Dalam perkembangannya, miqat menjadi disiplin ilmu mandiri yang berbeda dengan ilmu zij dan observasi yang telah berkembang di dunia Islam. Al-Qalqasyandi (w. 821 H/1418 M) dalam “Shubh al-A’syā fī Shinā’ah al-Insyā” secara tegas menempatkan ilmu al-mawāqīt sebagai satu dari 5 cabang ilmu astronomi. Lima cabang astronomi itu: ilmu tentang zij, ilmu al-mawāqīt, ilmu tata cara observasi, ilmu tentang proyeksi bola bumi, dan ilmu tentang alat-alat bayangan.
Dalam sejarah Islam, ulama dan ilmuwan yang menekuni bidang ini dikenal dengan sebutan “Muwaqqit” atau “Mīqāty” yang secara bahasa berarti ‘juru waktu’. Dalam konteks zaman kala itu, muwaqqit lebih didefinisikan sebagai seorang astronom profesional yang menguasai dasar-dasar astronomi bola dan matematika yang berafiliasi kepada salah satu masjid atau institusi keagamaan yang mana tugas pokoknya menentukan waktu-waktu salat. Bahkan menurut Hill, profesi ini difasilitasi oleh negara, betapapun ada juga Muwaqqit yang menekuni bidang ini namun tidak berafiliasi sama sekali kepada suatu mesjid atau institusi keagamaan.
Menurut David King, Mikat merupakan cabang astronomi berkaitan pengaturan waktu-waktu salat (timekeeping) berdasarkan rotasi harian Matahari dan bintang-bintang untuk menentukan waktu siang hari maupun malam hari dengan cara menerapkan rumusan trigonometri pada data yang berasal dari pengamatan posisi Matahari dan bintang-bintang. Namun seiring perjalanan waktu cakupan ilmu ini meluas dengan kajian-kajian lain yang terkait rotasi harian Matahari dan benda-benda langit yaitu penentuan arah kiblat (Mekah), penentuan awal bulan, penentuan gerhana, dan lain-lain.

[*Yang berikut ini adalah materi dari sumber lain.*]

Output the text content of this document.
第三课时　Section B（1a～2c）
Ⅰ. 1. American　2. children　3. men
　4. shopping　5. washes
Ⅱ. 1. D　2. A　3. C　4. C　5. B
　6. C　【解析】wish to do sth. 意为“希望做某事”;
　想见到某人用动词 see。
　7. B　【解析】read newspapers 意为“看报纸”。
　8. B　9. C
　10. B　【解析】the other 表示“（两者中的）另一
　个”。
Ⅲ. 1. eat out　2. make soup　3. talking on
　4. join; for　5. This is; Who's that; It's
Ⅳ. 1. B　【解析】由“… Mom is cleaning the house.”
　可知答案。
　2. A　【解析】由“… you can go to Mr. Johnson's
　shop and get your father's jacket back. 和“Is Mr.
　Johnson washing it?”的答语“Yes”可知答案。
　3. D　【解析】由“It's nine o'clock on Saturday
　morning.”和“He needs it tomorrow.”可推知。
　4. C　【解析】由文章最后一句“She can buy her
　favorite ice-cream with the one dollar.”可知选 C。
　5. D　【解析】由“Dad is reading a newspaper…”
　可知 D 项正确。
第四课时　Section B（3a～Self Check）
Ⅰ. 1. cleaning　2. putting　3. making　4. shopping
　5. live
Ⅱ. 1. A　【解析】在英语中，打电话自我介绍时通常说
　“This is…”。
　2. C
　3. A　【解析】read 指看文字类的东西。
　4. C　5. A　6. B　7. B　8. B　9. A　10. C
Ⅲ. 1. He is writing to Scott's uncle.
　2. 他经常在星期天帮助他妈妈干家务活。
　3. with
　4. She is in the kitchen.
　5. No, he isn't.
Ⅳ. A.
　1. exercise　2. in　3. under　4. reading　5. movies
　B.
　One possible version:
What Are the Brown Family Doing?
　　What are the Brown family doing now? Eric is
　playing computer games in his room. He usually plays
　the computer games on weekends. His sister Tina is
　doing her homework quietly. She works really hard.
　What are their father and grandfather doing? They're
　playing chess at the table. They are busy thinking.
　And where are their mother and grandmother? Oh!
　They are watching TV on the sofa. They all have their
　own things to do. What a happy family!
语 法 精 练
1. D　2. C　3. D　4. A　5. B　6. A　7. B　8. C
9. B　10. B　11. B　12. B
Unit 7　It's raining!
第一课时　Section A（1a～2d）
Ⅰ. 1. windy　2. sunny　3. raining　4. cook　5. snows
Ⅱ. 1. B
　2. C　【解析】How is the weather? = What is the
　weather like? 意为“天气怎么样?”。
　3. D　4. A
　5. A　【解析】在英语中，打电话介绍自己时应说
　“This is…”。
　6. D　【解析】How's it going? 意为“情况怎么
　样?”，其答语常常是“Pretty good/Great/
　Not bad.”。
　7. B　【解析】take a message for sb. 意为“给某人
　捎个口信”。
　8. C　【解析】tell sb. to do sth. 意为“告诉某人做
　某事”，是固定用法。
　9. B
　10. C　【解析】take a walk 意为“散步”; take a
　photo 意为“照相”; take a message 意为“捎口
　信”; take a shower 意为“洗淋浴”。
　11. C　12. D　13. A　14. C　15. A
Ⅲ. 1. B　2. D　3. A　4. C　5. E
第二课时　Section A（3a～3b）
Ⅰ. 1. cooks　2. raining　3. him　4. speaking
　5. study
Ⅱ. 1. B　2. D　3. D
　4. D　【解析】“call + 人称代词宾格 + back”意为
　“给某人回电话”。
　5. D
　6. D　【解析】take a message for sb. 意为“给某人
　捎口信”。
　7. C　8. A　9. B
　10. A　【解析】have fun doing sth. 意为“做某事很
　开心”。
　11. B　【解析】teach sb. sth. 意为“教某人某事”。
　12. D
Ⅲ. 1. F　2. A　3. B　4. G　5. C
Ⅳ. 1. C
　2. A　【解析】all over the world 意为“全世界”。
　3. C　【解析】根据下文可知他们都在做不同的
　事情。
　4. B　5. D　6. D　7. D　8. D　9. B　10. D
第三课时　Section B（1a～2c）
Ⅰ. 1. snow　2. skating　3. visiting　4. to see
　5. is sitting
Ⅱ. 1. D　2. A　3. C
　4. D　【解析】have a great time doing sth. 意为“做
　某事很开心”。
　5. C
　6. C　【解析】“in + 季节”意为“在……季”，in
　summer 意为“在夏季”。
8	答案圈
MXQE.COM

Secara historis, Mikat merupakan disiplin keilmuan Islam asli hasil akselerasi dan kreasi para astronom Muslim yang mengakomodir tiga aspek penting yaitu observasi, perhitungan, dan pendokumentasian (zij). Ilmu ini lahir sebagai upaya penjabaran ayat-ayat dan hadis-hadis Nabi Saw yang menjelaskan tentang waktu-waktu salat. Dalam praktiknya, Mikat sangat terkait dengan konsepsi astronomi bola (al-falak al-kurawy) dan trigonometri (hisāb al-mutsallatsāt) yang menjadi dasar konstruksi Mikat. Dua konsepsi ini menjadi dasar praktis dan selanjutnya menjadi populer dikalangan astronom Muslim era awal yang bersumber dari sumber-sumber India.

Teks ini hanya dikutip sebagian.